The paper tackles the high cost and poor transfer of data in embodied AI systems by proposing an ROI-driven workflow that projects end-effector poses into a camera to create hand-centric regions, enabling data reuse across robots and improving alignment.
The development of embodied AI systems is increasingly constrained by the availability and structure of physical interaction data. Despite recent advances in vision-language-action (VLA) models, current pipelines suffer from high data collection cost, limited cross-embodiment alignment, and poor transfer from internet-scale visual data to robot control. We propose a region-of-interest (ROI) driven engineering workflow that introduces an egocentric, geometry-grounded data representation.
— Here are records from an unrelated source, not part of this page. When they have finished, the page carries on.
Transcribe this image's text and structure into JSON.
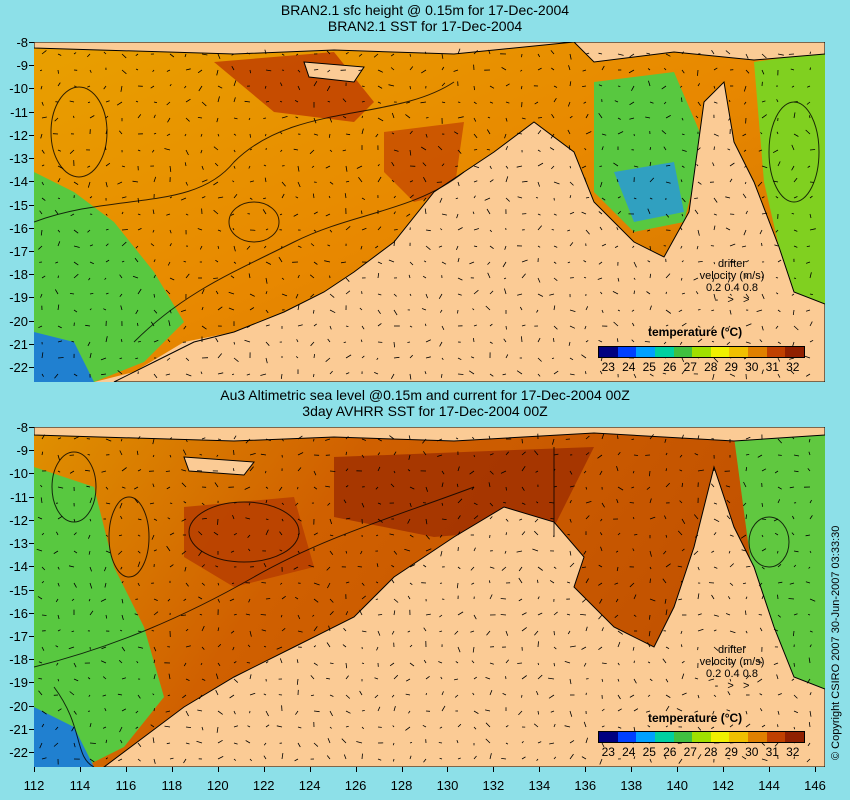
{
  "top_panel": {
    "title_line1": "BRAN2.1 sfc height @ 0.15m for 17-Dec-2004",
    "title_line2": "BRAN2.1 SST for 17-Dec-2004",
    "colorbar_label": "temperature (°C)",
    "colorbar_ticks": [
      "23",
      "24",
      "25",
      "26",
      "27",
      "28",
      "29",
      "30",
      "31",
      "32"
    ],
    "drifter_title": "drifter",
    "drifter_units": "velocity (m/s)",
    "drifter_scale": "0.2 0.4 0.8"
  },
  "bottom_panel": {
    "title_line1": "Au3 Altimetric sea level  @0.15m and current for 17-Dec-2004 00Z",
    "title_line2": "3day AVHRR SST for 17-Dec-2004 00Z",
    "colorbar_label": "temperature (°C)",
    "colorbar_ticks": [
      "23",
      "24",
      "25",
      "26",
      "27",
      "28",
      "29",
      "30",
      "31",
      "32"
    ],
    "drifter_title": "drifter",
    "drifter_units": "velocity (m/s)",
    "drifter_scale": "0.2 0.4 0.8"
  },
  "y_axis_labels": [
    "-8",
    "-9",
    "-10",
    "-11",
    "-12",
    "-13",
    "-14",
    "-15",
    "-16",
    "-17",
    "-18",
    "-19",
    "-20",
    "-21",
    "-22"
  ],
  "x_axis_labels": [
    "112",
    "114",
    "116",
    "118",
    "120",
    "122",
    "124",
    "126",
    "128",
    "130",
    "132",
    "134",
    "136",
    "138",
    "140",
    "142",
    "144",
    "146"
  ],
  "copyright": "© Copyright CSIRO 2007   30-Jun-2007 03:33:30",
  "colors": {
    "land": "#FBCB95",
    "background": "#8DE0E8",
    "colorbar": [
      "#000080",
      "#0040FF",
      "#00A0FF",
      "#00D0A0",
      "#40C040",
      "#A0E000",
      "#F0F000",
      "#F0C000",
      "#E08000",
      "#C04000",
      "#902000"
    ]
  }
}
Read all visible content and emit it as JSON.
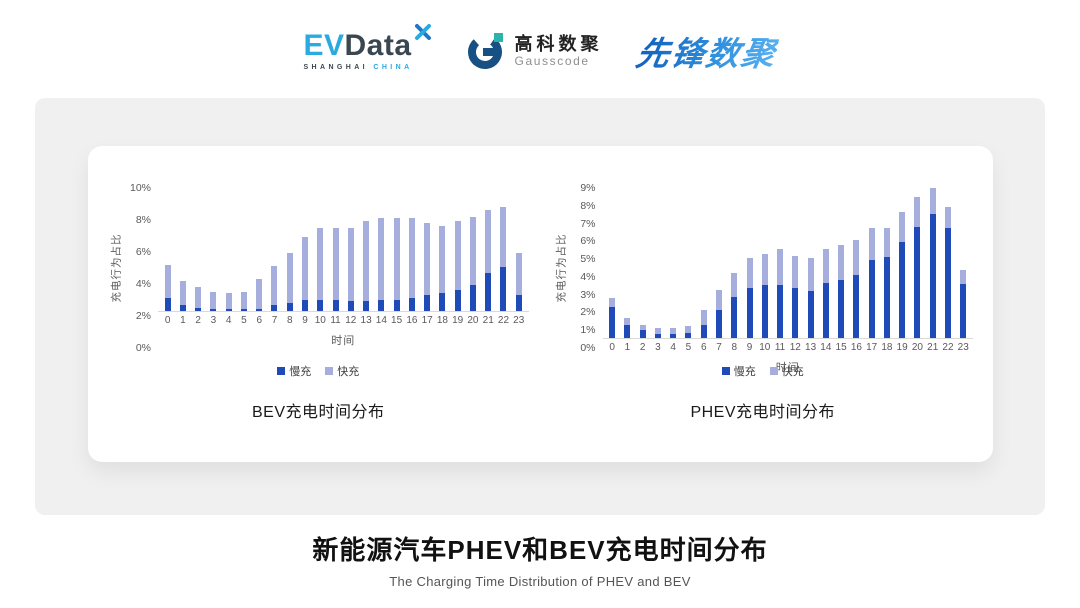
{
  "header": {
    "evdata": {
      "ev": "EV",
      "data": "Data",
      "sub_left": "SHANGHAI",
      "sub_right": "CHINA"
    },
    "gausscode": {
      "name_cn": "高科数聚",
      "name_en": "Gausscode"
    },
    "pioneer": {
      "name": "先锋数聚"
    }
  },
  "footer": {
    "title": "新能源汽车PHEV和BEV充电时间分布",
    "subtitle": "The Charging Time Distribution of PHEV and BEV"
  },
  "colors": {
    "slow": "#1e4bb7",
    "fast": "#a6aedd",
    "axis_text": "#595959",
    "baseline": "#d9d9d9",
    "panel_bg": "#f0f0f0"
  },
  "chart_data": [
    {
      "type": "bar",
      "stacked": true,
      "title": "BEV充电时间分布",
      "xlabel": "时间",
      "ylabel": "充电行为占比",
      "categories": [
        "0",
        "1",
        "2",
        "3",
        "4",
        "5",
        "6",
        "7",
        "8",
        "9",
        "10",
        "11",
        "12",
        "13",
        "14",
        "15",
        "16",
        "17",
        "18",
        "19",
        "20",
        "21",
        "22",
        "23"
      ],
      "ylim": [
        0,
        10
      ],
      "ytick_step": 2,
      "ytick_suffix": "%",
      "grid": false,
      "legend_position": "bottom",
      "series": [
        {
          "name": "慢充",
          "color": "#1e4bb7",
          "values": [
            0.8,
            0.35,
            0.2,
            0.1,
            0.1,
            0.1,
            0.15,
            0.35,
            0.5,
            0.7,
            0.7,
            0.7,
            0.6,
            0.65,
            0.7,
            0.7,
            0.8,
            1.0,
            1.1,
            1.3,
            1.6,
            2.4,
            2.75,
            1.0
          ]
        },
        {
          "name": "快充",
          "color": "#a6aedd",
          "values": [
            2.1,
            1.55,
            1.3,
            1.1,
            1.0,
            1.1,
            1.85,
            2.45,
            3.1,
            3.9,
            4.5,
            4.5,
            4.6,
            4.95,
            5.1,
            5.1,
            5.0,
            4.5,
            4.2,
            4.3,
            4.3,
            3.9,
            3.75,
            2.6
          ]
        }
      ]
    },
    {
      "type": "bar",
      "stacked": true,
      "title": "PHEV充电时间分布",
      "xlabel": "时间",
      "ylabel": "充电行为占比",
      "categories": [
        "0",
        "1",
        "2",
        "3",
        "4",
        "5",
        "6",
        "7",
        "8",
        "9",
        "10",
        "11",
        "12",
        "13",
        "14",
        "15",
        "16",
        "17",
        "18",
        "19",
        "20",
        "21",
        "22",
        "23"
      ],
      "ylim": [
        0,
        9
      ],
      "ytick_step": 1,
      "ytick_suffix": "%",
      "grid": false,
      "legend_position": "bottom",
      "series": [
        {
          "name": "慢充",
          "color": "#1e4bb7",
          "values": [
            1.75,
            0.75,
            0.45,
            0.25,
            0.25,
            0.3,
            0.75,
            1.6,
            2.3,
            2.8,
            3.0,
            3.0,
            2.8,
            2.65,
            3.1,
            3.3,
            3.55,
            4.4,
            4.55,
            5.4,
            6.25,
            7.0,
            6.2,
            3.05
          ]
        },
        {
          "name": "快充",
          "color": "#a6aedd",
          "values": [
            0.5,
            0.4,
            0.3,
            0.3,
            0.3,
            0.4,
            0.85,
            1.1,
            1.35,
            1.7,
            1.75,
            2.0,
            1.8,
            1.85,
            1.9,
            1.95,
            2.0,
            1.8,
            1.65,
            1.7,
            1.7,
            1.45,
            1.2,
            0.8
          ]
        }
      ]
    }
  ]
}
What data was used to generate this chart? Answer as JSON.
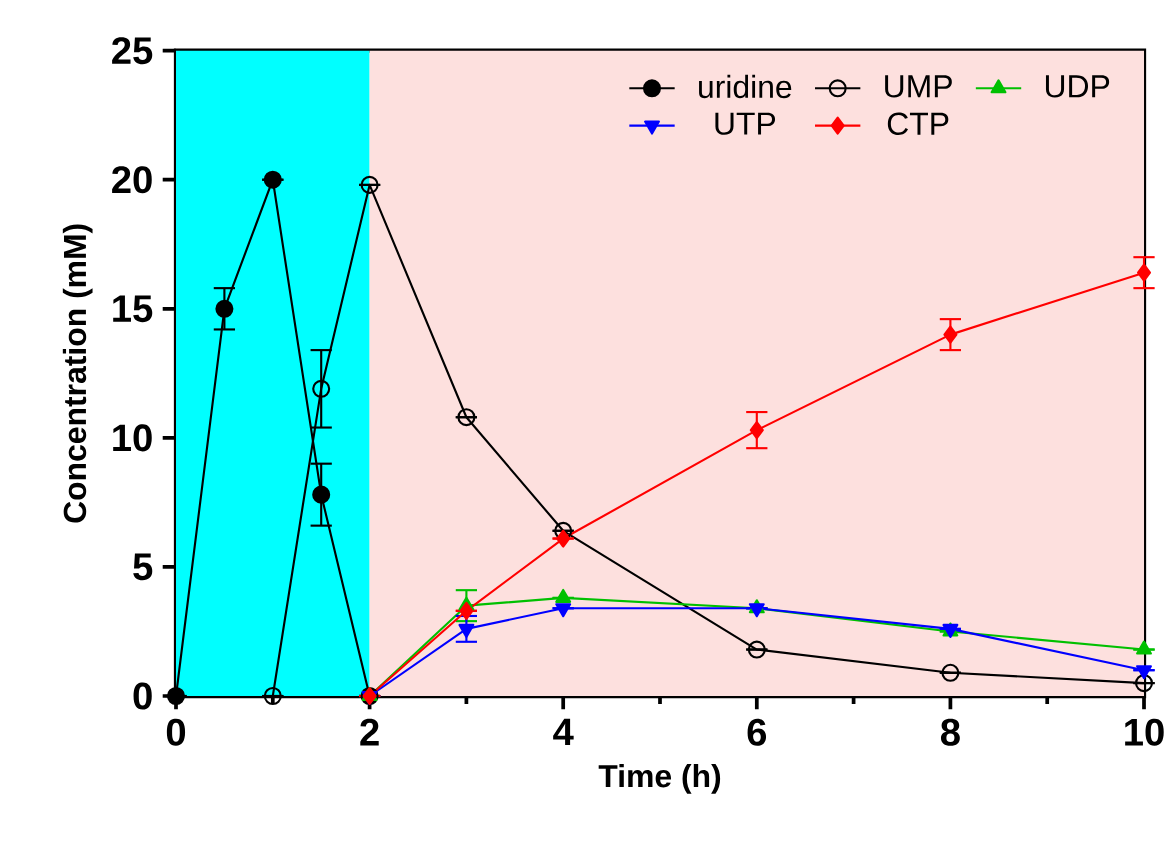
{
  "chart_data": {
    "type": "line",
    "xlabel": "Time (h)",
    "ylabel": "Concentration (mM)",
    "xlim": [
      0,
      10
    ],
    "ylim": [
      0,
      25
    ],
    "xticks": [
      0,
      {
        "value": 1,
        "label": null
      },
      2,
      {
        "value": 3,
        "label": null
      },
      4,
      {
        "value": 5,
        "label": null
      },
      6,
      {
        "value": 7,
        "label": null
      },
      8,
      {
        "value": 9,
        "label": null
      },
      10
    ],
    "yticks": [
      0,
      5,
      10,
      15,
      20,
      25
    ],
    "legend": "top right",
    "grid": false,
    "line_style": "solid",
    "bands": [
      {
        "axis": "x",
        "from": 0,
        "to": 2,
        "color": "#00ffff"
      },
      {
        "axis": "x",
        "from": 2,
        "to": 10,
        "color": "#fde0de"
      }
    ],
    "series": [
      {
        "name": "uridine",
        "color": "#000000",
        "marker": "circle",
        "x": [
          0,
          0.5,
          1,
          1.5,
          2
        ],
        "values": [
          0,
          15,
          20,
          7.8,
          0
        ],
        "errors": [
          null,
          0.8,
          null,
          1.2,
          null
        ]
      },
      {
        "name": "UMP",
        "color": "#000000",
        "marker": "circle",
        "x": [
          1,
          1.5,
          2,
          3,
          4,
          6,
          8,
          10
        ],
        "values": [
          0,
          11.9,
          19.8,
          10.8,
          6.4,
          1.8,
          0.9,
          0.5
        ],
        "errors": [
          null,
          1.5,
          null,
          null,
          null,
          null,
          null,
          null
        ]
      },
      {
        "name": "UDP",
        "color": "#00c000",
        "marker": "triangle",
        "x": [
          2,
          3,
          4,
          6,
          8,
          10
        ],
        "values": [
          0,
          3.5,
          3.8,
          3.4,
          2.5,
          1.8
        ],
        "errors": [
          null,
          0.6,
          null,
          null,
          null,
          null
        ]
      },
      {
        "name": "UTP",
        "color": "#0000ff",
        "marker": "triangle_down",
        "x": [
          2,
          3,
          4,
          6,
          8,
          10
        ],
        "values": [
          0,
          2.6,
          3.4,
          3.4,
          2.6,
          1.0
        ],
        "errors": [
          null,
          0.5,
          null,
          null,
          null,
          null
        ]
      },
      {
        "name": "CTP",
        "color": "#ff0000",
        "marker": "diamond",
        "x": [
          2,
          3,
          4,
          6,
          8,
          10
        ],
        "values": [
          0,
          3.3,
          6.1,
          10.3,
          14.0,
          16.4
        ],
        "errors": [
          null,
          null,
          null,
          0.7,
          0.6,
          0.6
        ]
      }
    ]
  }
}
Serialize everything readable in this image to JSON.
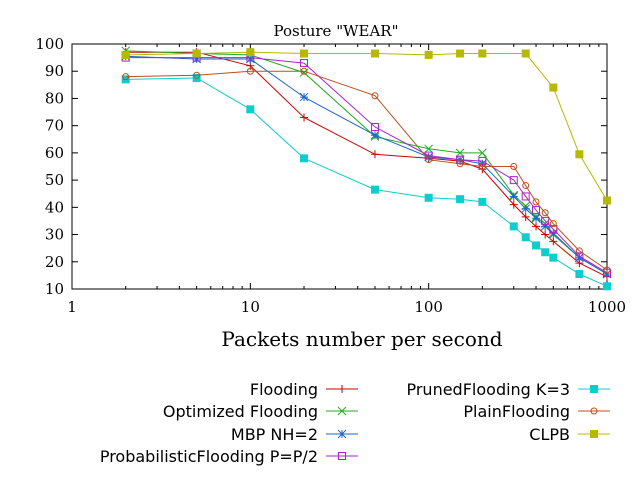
{
  "chart_data": {
    "type": "line",
    "title": "Posture \"WEAR\"",
    "xlabel": "Packets number per second",
    "ylabel": "",
    "xscale": "log",
    "xlim": [
      1,
      1000
    ],
    "ylim": [
      10,
      100
    ],
    "x_ticks": [
      1,
      10,
      100,
      1000
    ],
    "y_ticks": [
      10,
      20,
      30,
      40,
      50,
      60,
      70,
      80,
      90,
      100
    ],
    "legend_position": "bottom",
    "series": [
      {
        "name": "Flooding",
        "color": "#cc0000",
        "marker": "plus",
        "x": [
          2,
          5,
          10,
          20,
          50,
          100,
          150,
          200,
          300,
          350,
          400,
          450,
          500,
          700,
          1000
        ],
        "y": [
          97,
          97,
          92,
          73,
          59.5,
          58,
          57,
          54,
          41,
          36.5,
          33,
          30,
          27.5,
          19.5,
          14.5
        ]
      },
      {
        "name": "Optimized Flooding",
        "color": "#22aa22",
        "marker": "x",
        "x": [
          2,
          5,
          10,
          20,
          50,
          100,
          150,
          200,
          300,
          350,
          400,
          450,
          500,
          700,
          1000
        ],
        "y": [
          97.5,
          96.5,
          96,
          89.5,
          66,
          61.5,
          60,
          60,
          44.5,
          40.5,
          36.5,
          34,
          30,
          21.5,
          15.5
        ]
      },
      {
        "name": "MBP NH=2",
        "color": "#1e64c8",
        "marker": "star",
        "x": [
          2,
          5,
          10,
          20,
          50,
          100,
          150,
          200,
          300,
          350,
          400,
          450,
          500,
          700,
          1000
        ],
        "y": [
          95.5,
          94.5,
          94.5,
          80.5,
          66.5,
          58.5,
          57.5,
          56,
          44,
          39.5,
          36,
          33,
          30.5,
          21.5,
          15.5
        ]
      },
      {
        "name": "ProbabilisticFlooding P=P/2",
        "color": "#aa22cc",
        "marker": "square-open",
        "x": [
          2,
          5,
          10,
          20,
          50,
          100,
          150,
          200,
          300,
          350,
          400,
          450,
          500,
          700,
          1000
        ],
        "y": [
          95,
          95,
          95,
          93,
          69.5,
          59,
          57.5,
          57,
          50,
          44,
          39,
          35,
          32,
          22,
          16
        ]
      },
      {
        "name": "PrunedFlooding K=3",
        "color": "#11cccc",
        "marker": "square-filled",
        "x": [
          2,
          5,
          10,
          20,
          50,
          100,
          150,
          200,
          300,
          350,
          400,
          450,
          500,
          700,
          1000
        ],
        "y": [
          87,
          87.5,
          76,
          58,
          46.5,
          43.5,
          43,
          42,
          33,
          29,
          26,
          23.5,
          21.5,
          15.5,
          11
        ]
      },
      {
        "name": "PlainFlooding",
        "color": "#b85020",
        "marker": "circle-open",
        "x": [
          2,
          5,
          10,
          20,
          50,
          100,
          150,
          200,
          300,
          350,
          400,
          450,
          500,
          700,
          1000
        ],
        "y": [
          88,
          88.5,
          90,
          90,
          81,
          57.5,
          56,
          55,
          55,
          48,
          42,
          38,
          34,
          24,
          17
        ]
      },
      {
        "name": "CLPB",
        "color": "#b8b800",
        "marker": "square-filled",
        "x": [
          2,
          5,
          10,
          20,
          50,
          100,
          150,
          200,
          350,
          500,
          700,
          1000
        ],
        "y": [
          96,
          96.5,
          97,
          96.5,
          96.5,
          96,
          96.5,
          96.5,
          96.5,
          84,
          59.5,
          42.5
        ]
      }
    ]
  }
}
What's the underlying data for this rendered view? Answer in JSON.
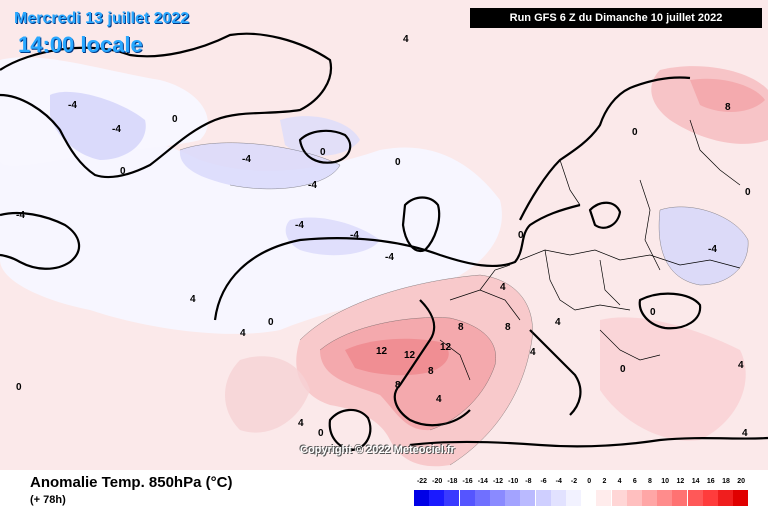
{
  "header": {
    "date": "Mercredi 13 juillet 2022",
    "time": "14:00 locale",
    "run": "Run GFS 6 Z du Dimanche 10 juillet 2022"
  },
  "copyright": "Copyright © 2022 Meteociel.fr",
  "legend": {
    "title": "Anomalie Temp. 850hPa (°C)",
    "subtitle": "(+ 78h)",
    "ticks": [
      "-22",
      "-20",
      "-18",
      "-16",
      "-14",
      "-12",
      "-10",
      "-8",
      "-6",
      "-4",
      "-2",
      "0",
      "2",
      "4",
      "6",
      "8",
      "10",
      "12",
      "14",
      "16",
      "18",
      "20"
    ],
    "colors": [
      "#0000e6",
      "#1a1aff",
      "#3a3aff",
      "#5555ff",
      "#7070ff",
      "#8a8aff",
      "#a3a3ff",
      "#babaff",
      "#cfcfff",
      "#e2e2ff",
      "#f2f2ff",
      "#ffffff",
      "#ffecec",
      "#ffd6d6",
      "#ffbfbf",
      "#ffa6a6",
      "#ff8c8c",
      "#ff7272",
      "#ff5858",
      "#ff3c3c",
      "#f01e1e",
      "#e00000"
    ]
  },
  "contour_labels": [
    "0",
    "-4",
    "4",
    "8",
    "12"
  ]
}
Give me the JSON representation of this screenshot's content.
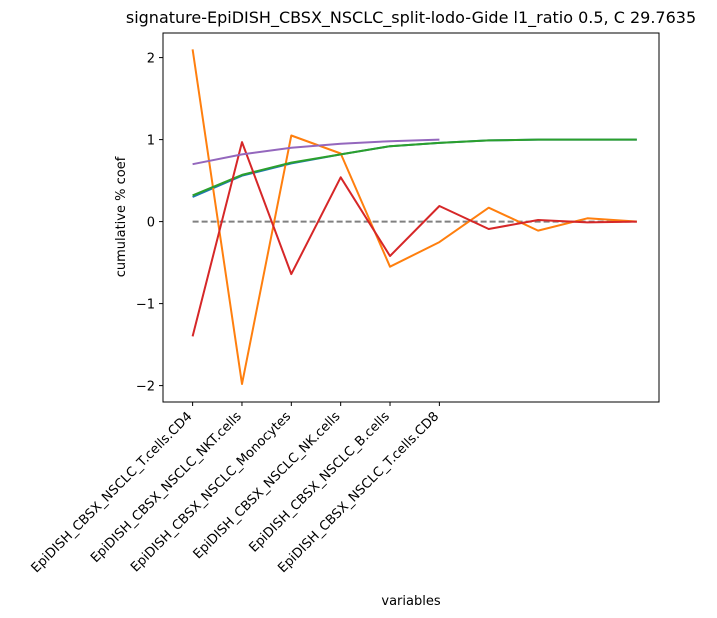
{
  "chart_data": {
    "type": "line",
    "title": "signature-EpiDISH_CBSX_NSCLC_split-lodo-Gide l1_ratio 0.5, C 29.7635",
    "xlabel": "variables",
    "ylabel": "cumulative % coef",
    "categories": [
      "EpiDISH_CBSX_NSCLC_T.cells.CD4",
      "EpiDISH_CBSX_NSCLC_NKT.cells",
      "EpiDISH_CBSX_NSCLC_Monocytes",
      "EpiDISH_CBSX_NSCLC_NK.cells",
      "EpiDISH_CBSX_NSCLC_B.cells",
      "EpiDISH_CBSX_NSCLC_T.cells.CD8"
    ],
    "xlim": [
      -0.6,
      9.45
    ],
    "ylim": [
      -2.2,
      2.3
    ],
    "yticks": [
      -2,
      -1,
      0,
      1,
      2
    ],
    "ytick_labels": [
      "−2",
      "−1",
      "0",
      "1",
      "2"
    ],
    "grid": false,
    "series": [
      {
        "color": "#1f77b4",
        "x": [
          0,
          1,
          2,
          3,
          4,
          5,
          6,
          7,
          8,
          9
        ],
        "values": [
          0.3,
          0.56,
          0.71,
          0.82,
          0.92,
          0.96,
          0.99,
          1.0,
          1.0,
          1.0
        ]
      },
      {
        "color": "#ff7f0e",
        "x": [
          0,
          1,
          2,
          3,
          4,
          5,
          6,
          7,
          8,
          9
        ],
        "values": [
          2.1,
          -1.98,
          1.05,
          0.83,
          -0.55,
          -0.25,
          0.17,
          -0.11,
          0.04,
          0.0
        ]
      },
      {
        "color": "#2ca02c",
        "x": [
          0,
          1,
          2,
          3,
          4,
          5,
          6,
          7,
          8,
          9
        ],
        "values": [
          0.32,
          0.57,
          0.72,
          0.82,
          0.92,
          0.96,
          0.99,
          1.0,
          1.0,
          1.0
        ]
      },
      {
        "color": "#d62728",
        "x": [
          0,
          1,
          2,
          3,
          4,
          5,
          6,
          7,
          8,
          9
        ],
        "values": [
          -1.4,
          0.97,
          -0.64,
          0.54,
          -0.42,
          0.19,
          -0.09,
          0.02,
          -0.01,
          0.0
        ]
      },
      {
        "color": "#9467bd",
        "x": [
          0,
          1,
          2,
          3,
          4,
          5
        ],
        "values": [
          0.7,
          0.82,
          0.9,
          0.95,
          0.98,
          1.0
        ]
      }
    ],
    "reference_line": {
      "y": 0,
      "x_range": [
        0,
        9
      ],
      "color": "#808080",
      "style": "dashed"
    }
  }
}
By projecting end-effector poses via forward kinematics (FK) into a single external camera, we derive movement-aligned hand-centric ROIs without requiring wrist-mounted cameras or multi-view systems. Unlike directly downsampling the full frame, ROI is cropped from the original image before resizing, preserving high local information density for contact-critical regions while retaining global context. We present a reproducible pipeline covering calibration, synchronization, ROI generation, deterministic boundary handling, and metadata governance. The resulting representation is embodiment-aligned and viewpoint-normalized, enabling data reuse across heterogeneous robots. We argue that egocentric ROI serves as a practical data abstraction for scalable collection and cross-embodiment learning, bridging internet-scale perception and robot-specific control.